9 CONCLUSÕES 275 REFERÊNCIAS

2.3 A GESTÃO DE ORGANIZAÇÕES ARTÍSTICAS CULTURAIS

A gestão das artes e da cultura, em virtude da diversidade de tipos de organizações possíveis, se revela muito ampla, abrigando uma gama de atividades com uma grande variedade de lógicas e práticas, existindo evidências significantes de que os padrões de organizações são muito variados (SUMMERTON; KAY; HUTCHINS, 2006).

Muitos desses padrões decorrem do princípio baseado em “formas que seguem as funções”, sem a existência e o benefício de uma teoria articulada (SUMMERTON; KAY; HUTCHINS, 2006, grifo das autoras). Ainda de acordo com essas autoras, para que se estabeleça uma base forte para um desenvolvimento mais profissional da área cultural, é necessário, entre outros aspectos, o reconhecimento das questões relacionadas à grande variedade de contextos, que incluem as especificidades de cada forma de arte e a multiplicidade de objetivos envolvidos e aspectos financeiros. Isso faz com que qualquer medida de sucesso seja complexa, tanto para as pessoas como para a organização, o que envolve ainda a ambiguidade estrutural causada pelo uso de um vasto mix de trabalhadores remunerados e não remunerados e as demandas específicas que facilitam e nutrem as atividades artísticas e culturais, que por sua vez também problematizam o setor.

Summerton, Kay e Hutchins (2006) salientam, ainda, que a gestão no campo das atividades culturais acaba por ser normalmente praticada de forma inconsciente, sem um exame minucioso tanto por

parte dos praticantes como das demais pessoas que fazem parte da organização, as quais, frequentemente, ficam ocupadas com o trabalho que elas costumam apreciar.

Nesse sentido, a tentativa de caracterizar as práticas de organização no campo das atividades culturais não se revela uma tarefa simples, principalmente ao se considerar sistemas sociais que fujam ou mesmo se oponham à lógica única do mercado e às suas práticas, como no caso das isonomias e fenonomias (RAMOS, 1981).

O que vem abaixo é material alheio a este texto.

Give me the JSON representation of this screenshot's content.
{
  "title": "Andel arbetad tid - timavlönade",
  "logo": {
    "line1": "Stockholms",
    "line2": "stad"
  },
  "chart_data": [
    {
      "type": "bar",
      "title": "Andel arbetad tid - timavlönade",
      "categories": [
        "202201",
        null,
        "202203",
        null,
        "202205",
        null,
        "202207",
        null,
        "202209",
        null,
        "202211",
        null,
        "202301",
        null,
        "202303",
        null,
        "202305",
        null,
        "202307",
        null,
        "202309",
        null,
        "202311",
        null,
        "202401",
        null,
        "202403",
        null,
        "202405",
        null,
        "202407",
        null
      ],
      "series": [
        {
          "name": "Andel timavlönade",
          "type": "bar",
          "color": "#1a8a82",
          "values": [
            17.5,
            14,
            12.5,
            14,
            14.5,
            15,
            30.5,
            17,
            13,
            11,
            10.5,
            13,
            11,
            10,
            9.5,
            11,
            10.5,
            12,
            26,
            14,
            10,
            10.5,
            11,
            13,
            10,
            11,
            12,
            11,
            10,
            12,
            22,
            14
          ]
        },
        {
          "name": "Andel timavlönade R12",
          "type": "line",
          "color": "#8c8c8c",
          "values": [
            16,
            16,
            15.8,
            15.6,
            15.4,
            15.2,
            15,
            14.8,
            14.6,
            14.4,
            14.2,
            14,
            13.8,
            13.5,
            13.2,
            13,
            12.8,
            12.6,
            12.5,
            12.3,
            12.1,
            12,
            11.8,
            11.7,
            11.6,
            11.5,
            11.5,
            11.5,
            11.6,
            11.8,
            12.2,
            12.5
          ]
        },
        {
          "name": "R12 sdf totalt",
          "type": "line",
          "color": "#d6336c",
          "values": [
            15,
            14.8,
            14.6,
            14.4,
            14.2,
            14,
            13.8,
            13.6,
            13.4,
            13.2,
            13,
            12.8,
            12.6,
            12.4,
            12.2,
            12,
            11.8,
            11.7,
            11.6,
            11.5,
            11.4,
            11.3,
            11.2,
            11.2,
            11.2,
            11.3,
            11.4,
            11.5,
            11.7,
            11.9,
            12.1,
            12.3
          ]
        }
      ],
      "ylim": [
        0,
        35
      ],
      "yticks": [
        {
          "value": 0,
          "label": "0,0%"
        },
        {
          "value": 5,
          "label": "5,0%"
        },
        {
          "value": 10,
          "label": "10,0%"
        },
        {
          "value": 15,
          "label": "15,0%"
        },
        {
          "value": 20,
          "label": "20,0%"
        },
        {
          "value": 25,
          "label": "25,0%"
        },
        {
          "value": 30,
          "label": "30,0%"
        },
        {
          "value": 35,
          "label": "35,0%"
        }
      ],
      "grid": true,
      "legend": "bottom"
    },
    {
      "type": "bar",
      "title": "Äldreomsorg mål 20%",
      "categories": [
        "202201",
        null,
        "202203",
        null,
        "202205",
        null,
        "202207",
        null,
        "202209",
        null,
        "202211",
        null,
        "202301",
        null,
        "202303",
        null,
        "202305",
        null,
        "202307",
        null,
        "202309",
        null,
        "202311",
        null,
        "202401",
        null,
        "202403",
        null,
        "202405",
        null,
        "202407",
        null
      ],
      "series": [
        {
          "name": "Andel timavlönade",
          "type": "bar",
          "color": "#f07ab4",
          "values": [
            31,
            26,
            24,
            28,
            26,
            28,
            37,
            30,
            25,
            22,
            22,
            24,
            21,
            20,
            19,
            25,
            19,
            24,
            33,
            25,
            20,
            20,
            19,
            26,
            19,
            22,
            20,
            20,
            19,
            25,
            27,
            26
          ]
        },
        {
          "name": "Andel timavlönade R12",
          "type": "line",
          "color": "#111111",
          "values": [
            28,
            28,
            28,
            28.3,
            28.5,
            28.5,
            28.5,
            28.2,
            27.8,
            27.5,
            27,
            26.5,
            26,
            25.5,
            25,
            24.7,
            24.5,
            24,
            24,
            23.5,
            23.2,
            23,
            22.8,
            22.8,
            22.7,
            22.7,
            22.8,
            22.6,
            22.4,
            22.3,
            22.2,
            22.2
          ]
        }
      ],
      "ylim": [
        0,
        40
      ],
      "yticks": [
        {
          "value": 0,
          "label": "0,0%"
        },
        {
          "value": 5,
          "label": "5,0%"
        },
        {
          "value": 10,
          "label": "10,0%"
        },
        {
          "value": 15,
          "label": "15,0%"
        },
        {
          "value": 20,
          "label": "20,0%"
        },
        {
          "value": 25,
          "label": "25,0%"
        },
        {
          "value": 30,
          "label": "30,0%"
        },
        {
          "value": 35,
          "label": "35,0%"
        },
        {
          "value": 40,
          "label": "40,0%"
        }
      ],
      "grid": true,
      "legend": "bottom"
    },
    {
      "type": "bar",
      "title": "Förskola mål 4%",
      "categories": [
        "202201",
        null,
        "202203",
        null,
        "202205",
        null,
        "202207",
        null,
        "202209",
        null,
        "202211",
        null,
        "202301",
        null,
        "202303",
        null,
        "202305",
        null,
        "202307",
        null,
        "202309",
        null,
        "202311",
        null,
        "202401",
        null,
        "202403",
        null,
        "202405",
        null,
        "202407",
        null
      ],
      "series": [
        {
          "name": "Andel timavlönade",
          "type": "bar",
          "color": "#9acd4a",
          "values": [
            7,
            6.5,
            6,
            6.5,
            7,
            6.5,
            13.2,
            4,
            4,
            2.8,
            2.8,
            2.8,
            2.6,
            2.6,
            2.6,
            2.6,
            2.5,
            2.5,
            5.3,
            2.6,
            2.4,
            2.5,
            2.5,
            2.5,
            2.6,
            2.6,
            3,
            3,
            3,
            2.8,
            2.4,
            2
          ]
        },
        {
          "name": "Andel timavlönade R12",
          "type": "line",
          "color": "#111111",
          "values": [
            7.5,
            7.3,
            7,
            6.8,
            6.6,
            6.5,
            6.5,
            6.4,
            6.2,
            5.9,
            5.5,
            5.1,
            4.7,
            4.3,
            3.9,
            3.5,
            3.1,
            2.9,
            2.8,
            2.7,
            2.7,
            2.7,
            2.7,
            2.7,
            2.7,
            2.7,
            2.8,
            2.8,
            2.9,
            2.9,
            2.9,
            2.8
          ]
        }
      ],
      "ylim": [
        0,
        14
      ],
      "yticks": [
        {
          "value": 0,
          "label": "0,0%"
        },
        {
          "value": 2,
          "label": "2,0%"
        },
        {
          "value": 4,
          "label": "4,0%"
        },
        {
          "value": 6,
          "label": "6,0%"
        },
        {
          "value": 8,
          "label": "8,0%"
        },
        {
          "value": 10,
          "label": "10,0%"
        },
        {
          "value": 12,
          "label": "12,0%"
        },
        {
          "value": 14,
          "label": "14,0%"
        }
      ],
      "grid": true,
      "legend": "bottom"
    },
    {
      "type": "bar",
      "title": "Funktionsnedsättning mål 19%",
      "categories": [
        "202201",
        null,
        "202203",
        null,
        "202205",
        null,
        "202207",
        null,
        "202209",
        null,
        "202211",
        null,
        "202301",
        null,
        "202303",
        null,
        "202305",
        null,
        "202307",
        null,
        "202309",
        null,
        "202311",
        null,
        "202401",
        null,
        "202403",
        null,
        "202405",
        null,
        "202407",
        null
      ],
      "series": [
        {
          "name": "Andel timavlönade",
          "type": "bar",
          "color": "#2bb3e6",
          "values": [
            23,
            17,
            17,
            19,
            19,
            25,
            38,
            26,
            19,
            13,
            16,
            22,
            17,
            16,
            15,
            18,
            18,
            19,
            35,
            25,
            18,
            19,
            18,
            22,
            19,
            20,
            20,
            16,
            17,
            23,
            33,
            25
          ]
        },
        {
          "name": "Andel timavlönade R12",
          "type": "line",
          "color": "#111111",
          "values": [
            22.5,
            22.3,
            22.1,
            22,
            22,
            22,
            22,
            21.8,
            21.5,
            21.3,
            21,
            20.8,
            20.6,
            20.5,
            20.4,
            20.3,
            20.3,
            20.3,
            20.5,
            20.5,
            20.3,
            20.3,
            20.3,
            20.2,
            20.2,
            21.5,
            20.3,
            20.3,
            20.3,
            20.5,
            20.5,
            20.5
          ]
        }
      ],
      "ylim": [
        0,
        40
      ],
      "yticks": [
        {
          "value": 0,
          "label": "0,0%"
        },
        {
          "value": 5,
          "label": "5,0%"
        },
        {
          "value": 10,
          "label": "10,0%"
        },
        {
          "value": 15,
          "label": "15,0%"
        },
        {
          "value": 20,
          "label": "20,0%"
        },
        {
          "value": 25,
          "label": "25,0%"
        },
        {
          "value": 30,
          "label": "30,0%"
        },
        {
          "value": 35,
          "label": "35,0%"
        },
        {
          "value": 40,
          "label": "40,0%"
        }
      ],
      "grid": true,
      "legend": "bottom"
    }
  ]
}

Para se avançar na discussão sobre essa temática, há de se considerar uma série de diferentes aspectos. Conforme Ramos (1981), para que haja a consecução de qualquer trabalho, faz-se necessária a observância de algumas normas operacionais mínimas, para o que se pressupõe algum nível de burocracia, com suas respectivas características, mesmo em organizações isonômicas e fenonômicas.

Além disso, mesmo as organizações culturais do tipo isonômicas e fenonômicas estão em constante contato com outras esferas sociais, relacionadas com o mundo do sistema, o que as aproxima do modelo dominante de gestão e das suas práticas, seja pela necessidade de atendimento a questões legais ou ainda pelos benefícios que são proclamados acerca da adoção de técnicas gerencialistas. Essas últimas são caracterizadas e vistas como sendo as únicas capazes de proporcionar a eficiência desejada, levando muitas vezes à necessidade de a organização revisar seus pressupostos e valores iniciais, desconfigurando suas características (PARKER, 2002; ANDION, 2005; BALBINOT; PEREIRA, 2007).

Essas organizações, muitas vezes adotam ambientes que privilegiam um clima organizacional pautado na igualdade e no direito de participação de todos os membros na tomada de decisões, em que o trabalho é motivado por um ideal compartilhado no qual o objetivo primordial é autorrealização de seus membros, existindo a troca de informações, a cooperação, a união e a informalidade. A auto- organização e o diálogo juntamente com o reconhecimento de pontos de vistas diferentes complementam os alicerces que sustentam a sua estrutura, garantindo a sua identidade, não sendo o controle e o monitoramento do desempenho organizacional os objetivos fundamentais a serem perseguidos (RAMOS, 1981; BALBINOT; PEREIRA, 2008; COSTA, 2008).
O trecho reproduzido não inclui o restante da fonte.